2) About the most efficient way of: 

 

  _mm256_maskstore_ps(&total, _mm256_set_epi32(0, 0, 0, 0, 0, 0, 0, ~0), acc);

 

It could use some CAST or CONVERT??

 

-------------------------------------------------------------------------------------------------------------------------------------------------

 

Thank you so much

 

 

emmanuel_attia
Beginner
299 Views

Oh yes, right solution would be:

_mm_store_ss(&total, _mm256_extractf128_si256(acc, 0));

Thanks for the improvement

Anonymous18
Beginner
299 Views

Hi Emanuel,

I compile with:

gcc -O3 vec_avx.c -mavx -o vec_avx.x

but with your instruction now i have the following error:

vec_avx.c: In function ‘inner_prod_vec’:
vec_avx.c:104: error: incompatible type for argument 1 of ‘_mm256_extractf128_si256’
/usr/lib/gcc/x86_64-redhat-linux/4.4.7/include/avxintrin.h:484: note: expected ‘__m256i’ but argument is of type ‘__m256’

 

My final code is:

DATATYPE inner_prod_vec(DATATYPE* a, DATATYPE* b)
{

 

  int i;
  float total;
  __m256 v1, v2, v3, acc;
  acc = _mm256_setzero_ps();
  for (i=0; i<(ARRAY_SZ-8); i+=8){
    v1  = _mm256_loadu_ps(a+i);
    v2  = _mm256_loadu_ps(b+i);
    v3  = _mm256_mul_ps(v1, v2);
    acc = _mm256_add_ps(acc, v3);
  }
  acc = _mm256_hadd_ps(acc,acc);
  acc = _mm256_hadd_ps(acc,acc);
  _mm_store_ss(&total, _mm256_extractf128_si256(acc, 0)); //////ERROR/////////////////////////////////////////////////////////////////
  for (; i<ARRAY_SZ; i++)
    total += a * b;
  return total;

 

}

Thank you

Thomas_W_Intel
Employee
299 Views

You should use _mm256_extractf128_ps instead of _mm256_extractf128_si256. It takes __m256 as first argument instead of __m256i.

There is also the possibility to use _mm_extract_ps to extract a float instead of storing it with _mm_store_ss..

 

Best regards

Thomas

bronxzv
New Contributor II
299 Views

lex wrote:

But the correct result of "Product Result" should be (Product Result  : 2000000.000000) as vectors to initialize the value of "2" (I am attaching the result when I run my algorithm without vectoring)

it looks like there is a missing horizontal add in your code

emmanuel_attia
Beginner
299 Views

Thomas Willhalm (Intel) wrote:

You should use _mm256_extractf128_ps instead of _mm256_extractf128_si256. It takes __m256 as first argument instead of __m256i.
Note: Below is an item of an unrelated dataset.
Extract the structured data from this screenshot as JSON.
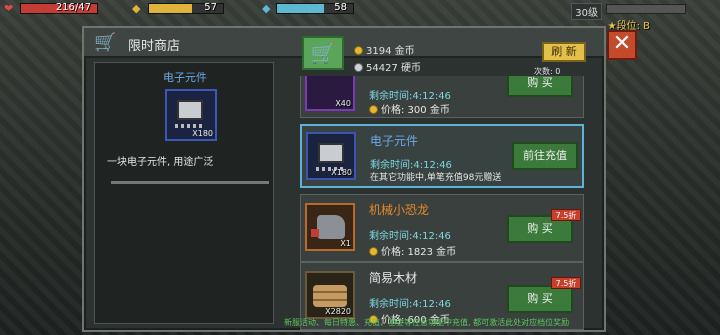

There is also the possibility to use _mm_extract_ps to extract a float instead of storing it with _mm_store_ss..

 

Best regards

Thomas

Yes, sorry about my too quick answer.

As for extract_ps vs store_ss there is no much difference with a good compiler (like Intel C++), but sometime extract is indeed more handy (doesn't force to put a float variable on the stack when you only need it as a return value for instance).